Но каким возбуждением — я не знаю — мысли мои непрерывно текли, совершенно непрерывно, не останавливаясь даже на мгновение, и я никогда их не останавливал и никогда ими не управлял. «Хорошо или дурно, я так поступал...» Но нельзя даже сказать «поступал», п. ч. просто давал им «течь», «не мешал им»... «Хорошо или дурно поступал» — я не знаю, п. ч. «хорошо и дурно» просто отсутствуют из моего сознания, я не «при них родился»... Но, вероятно, у меня что-нибудь застряло ли, замутилось на душе, я бы «поперхнулся» психически, если бы не чувствовал, что «все, что течет, — хорошо», т.е. не чувствовал бы постоянно совершенной легкости души, совершенной ясности души, «так текущей». Я только не записывал до старости, — или записывал и терял, слишком много терял. Только болезнь мамочки и страдание, ею вызванное, заставило напечатать «мои грустные мысли — впервые. Она умирает. Пусть же через эти мысли (Гутенберг) мы будем вечно соединены». П. ч. канальственное изобретение Гутенберга сообщило мимолетному вечность.

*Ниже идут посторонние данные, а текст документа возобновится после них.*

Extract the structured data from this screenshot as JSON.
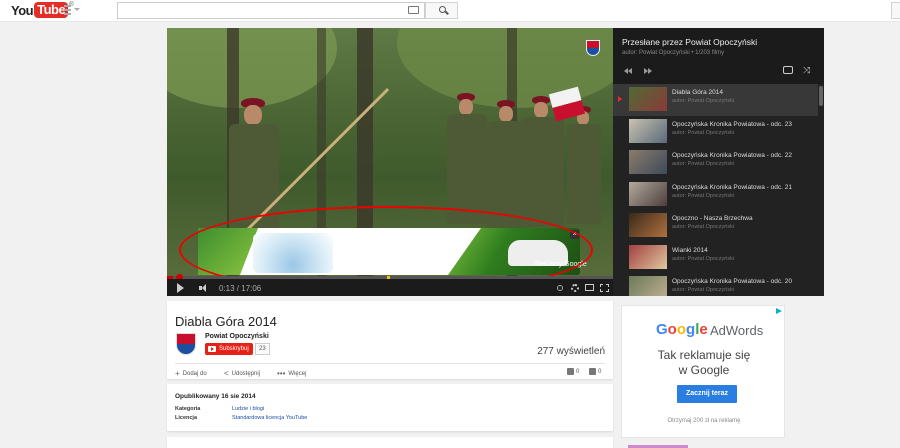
{
  "masthead": {
    "logo_you": "You",
    "logo_tube": "Tube",
    "logo_reg": "®",
    "search_value": "",
    "search_placeholder": ""
  },
  "player": {
    "current_time": "0:13 / 17:06",
    "progress_fraction": 0.013,
    "ad_label": "Reklamy Google",
    "ad_close": "×"
  },
  "playlist": {
    "title": "Przesłane przez Powiat Opoczyński",
    "subtitle": "autor: Powiat Opoczyński • 1/203 filmy",
    "shuffle_glyph": "⤨",
    "items": [
      {
        "title": "Diabla Góra 2014",
        "author": "autor: Powiat Opoczyński",
        "active": true
      },
      {
        "title": "Opoczyńska Kronika Powiatowa - odc. 23",
        "author": "autor: Powiat Opoczyński",
        "active": false
      },
      {
        "title": "Opoczyńska Kronika Powiatowa - odc. 22",
        "author": "autor: Powiat Opoczyński",
        "active": false
      },
      {
        "title": "Opoczyńska Kronika Powiatowa - odc. 21",
        "author": "autor: Powiat Opoczyński",
        "active": false
      },
      {
        "title": "Opoczno - Nasza Brzechwa",
        "author": "autor: Powiat Opoczyński",
        "active": false
      },
      {
        "title": "Wianki 2014",
        "author": "autor: Powiat Opoczyński",
        "active": false
      },
      {
        "title": "Opoczyńska Kronika Powiatowa - odc. 20",
        "author": "autor: Powiat Opoczyński",
        "active": false
      }
    ]
  },
  "video": {
    "title": "Diabla Góra 2014",
    "channel": "Powiat Opoczyński",
    "subscribe_label": "Subskrybuj",
    "subscriber_count": "23",
    "views": "277 wyświetleń",
    "actions": {
      "add_label": "Dodaj do",
      "share_label": "Udostępnij",
      "more_label": "Więcej"
    },
    "likes": "0",
    "dislikes": "0"
  },
  "description": {
    "published": "Opublikowany 16 sie 2014",
    "category_label": "Kategoria",
    "category_value": "Ludzie i blogi",
    "license_label": "Licencja",
    "license_value": "Standardowa licencja YouTube"
  },
  "ad": {
    "google_letters": [
      "G",
      "o",
      "o",
      "g",
      "l",
      "e"
    ],
    "google_colors": [
      "#4285f4",
      "#ea4335",
      "#fbbc05",
      "#4285f4",
      "#34a853",
      "#ea4335"
    ],
    "adwords": "AdWords",
    "tagline_line1": "Tak reklamuje się",
    "tagline_line2": "w Google",
    "cta": "Zacznij teraz",
    "footer": "Otrzymaj 200 zł na reklamę"
  }
}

Мимолетное до Гутенберга всегда и всеобще умирало. Из «мимолетного» ничего не осталось от человечества. Кроме, однако, стихов, — как «мимолетных настроений»:
Пью за здравие Мери,
Мери милой моей.
Тихо запер я двери
И один, без гостей,
Пью за здравие Мери.
Это — мимолетное. Т. ч. я даже «вышел из Пушкина». Лермонтова «Выхожу один я на дорогу» и «Когда волнуется желтеющая нива» или «Я, Матерь Божия», «Ветка Палестины» — суть великолепные «мимолетные». Так что собственно форма не впервые. Форма всегда была, но — в стихотворениях. Именно в прозе-то ее никогда и не было. Между тем она естественна именно для прозы, т. к. душа наша и есть проза (говорит не стихами).
Почему не записывали?
Вышло бы глупо и пошло, п. ч. без музыки. Вышла бы каша безобразия. И я вовсе не все сплошь абсолютно записываю, а лишь тогда и то, что попадает на какую-то странную во мне таинственную музыку, сущности которой я совершенно не знаю, но которая заключается в чем-то приятно текущем во мне, что меня успокаивает, от чего мне хорошо, от чего мне гармонично. От чего мне, в сущности, мелодично. Вот нашел слово и, пожалуй, разгадку. Душа моя мелодически сложена, ей поется, — но глухим, безмолвным пением. Разве бы я мог столько написать (невообразимо), если бы не эта тайна мелодичности. При которой, — раз слова попали на эту нить, музыку, — я только «записываю», а слова безусловно и все уже сами родятся.
Но тут должна быть добавлена степень «мыслителя» («О понимании»): так что мое «мимолетное» вышло не «пью за здравие Мери» (никакой Мери нет, на балах не бываю), а — мысли, мир, Космос. Ибо любовь моя, «роман» мой — с Космосом.
Я точно слышу, как шумят миры. Вечно. Звезды слушаю. Цветы нюхаю. Особенно люблю нюхать серые, с земли взятые грибы*. Мох. Кору дерева. Все это ужасно люблю нюхать. Вообще у меня мышление обонятельное (как, я думаю, есть «зрительные» и проч. мышления).
Ну, вот. Чем же я виноват?
Флоренский и Перцов говорят: «Не нужно больше так писать. Не хорошо». То же Волжский и Кожевников. Все — авторитеты для меня. Я сжался. «В самом деле не хорошо».